Pemerintah Targetkan 35.872 Koperasi Desa Selesai Agustus Mendatang

Senin, 20 Juli 2026 | 19:21:01 WIB
Zulhas Targetkan 35.872 Koperasi Desa Rampung pada Agustus 2026 [FOTO: NET].

JAKARTA - Pemerintah menargetkan penyelesaian pembangunan sebanyak 35.872 unit Koperasi Desa/Kelurahan Merah Putih (KDKMP) dan Kampung Nelayan Merah Putih (KNMP) pada Agustus 2026.

 Setelah tahap pembangunan rampung, pemerintah akan segera melakukan penempatan sumber daya manusia agar koperasi tersebut dapat beroperasi dan menjalankan fungsi ekonominya.

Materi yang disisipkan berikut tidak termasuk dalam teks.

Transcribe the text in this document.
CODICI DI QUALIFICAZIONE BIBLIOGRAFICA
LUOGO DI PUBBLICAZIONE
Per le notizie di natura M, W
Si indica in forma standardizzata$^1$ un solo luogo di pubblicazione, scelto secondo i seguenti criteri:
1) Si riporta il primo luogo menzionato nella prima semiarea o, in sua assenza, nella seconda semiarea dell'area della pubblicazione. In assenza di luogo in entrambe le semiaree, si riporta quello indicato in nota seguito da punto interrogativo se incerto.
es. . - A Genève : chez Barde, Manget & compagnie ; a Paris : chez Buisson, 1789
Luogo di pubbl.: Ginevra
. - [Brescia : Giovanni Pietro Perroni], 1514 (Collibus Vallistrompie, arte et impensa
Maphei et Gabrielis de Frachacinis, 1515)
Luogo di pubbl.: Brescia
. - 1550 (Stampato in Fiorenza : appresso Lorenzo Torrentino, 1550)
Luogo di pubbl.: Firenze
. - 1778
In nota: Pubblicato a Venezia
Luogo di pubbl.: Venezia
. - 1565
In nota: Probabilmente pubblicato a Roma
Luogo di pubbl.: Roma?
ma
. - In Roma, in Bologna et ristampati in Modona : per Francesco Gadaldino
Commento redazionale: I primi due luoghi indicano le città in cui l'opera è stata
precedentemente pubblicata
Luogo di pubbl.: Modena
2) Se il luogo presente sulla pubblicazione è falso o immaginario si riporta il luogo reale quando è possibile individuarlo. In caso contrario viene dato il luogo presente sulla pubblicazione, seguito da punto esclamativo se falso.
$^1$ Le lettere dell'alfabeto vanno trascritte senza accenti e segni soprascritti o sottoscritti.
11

"Kopdes ini sudah hampir rampung sebanyak 35.872. Insya Allah di bulan Agustus bisa selesai. Ini tahun ini, jadi tahun ini kira-kira 35.872 itu yang kami selesaikan," kata Menko Pangan Zulkifli Hasan usai Rapat Terbatas Terkait Program KDKMP di Kantornya, Senin (20/7/2026).

"Kami akan penempatan orang-orang dan tentu agar ini bisa berjalan dengan baik," lanjut dia.

Menurut Zulhas, Kopdes Merah Putih diposisikan sebagai infrastruktur pemerintah dalam memperkuat distribusi bantuan serta barang bersubsidi hingga ke tingkat desa dan kelurahan.

"Kopdes ini adalah infrastruktur pemerintah untuk menyalurkan bantuan-bantuan barang-barang yang bersubsidi melalui koperasi desa Merah Putih atau Kelurahan Merah Putih," kata dia. "Termasuk nanti kalau ada operasi pasar, karena tiap desa akan ada Kopdes atau koperasi kelurahan," lanjutnya.

Selain sebagai saluran distribusi, Kopdes juga berfungsi sebagai offtaker atau penyerap hasil produksi masyarakat guna menjaga stabilitas harga komoditas petani.

"Dia bertahap akan menjadi offtaker. Misalnya harga gabah diputuskan pemerintah Rp 6.500, di situ gabahnya Rp 5.000," ungkapnya. "Maka nanti yang akan membeli, mengambil alih adalah koperasi desa Merah Putih sebagai offtaker. Jadi itu fungsi utamanya," ujar Zulhas.

Zulhas menegaskan bahwa masyarakat tidak perlu membayangkan Kopdes sebagai toko serba ada atau supermarket, karena fokus utama saat ini adalah sebagai instrumen distribusi dan penyerap hasil produksi.

Untuk mendukung operasional tersebut, pemerintah sedang menyusun Peraturan Presiden (Perpres) yang mengatur mekanisme penyaluran bantuan dan barang bersubsidi. Pemerintah juga akan melakukan verifikasi dan validasi terhadap koperasi yang telah terbangun agar proses administrasi dan pembayaran dapat diselesaikan. 

Sebuah tim khusus yang dipimpin oleh Deputi Menko Pangan, Tatang, telah dibentuk dengan target menyelesaikan rancangan Perpres dalam satu bulan.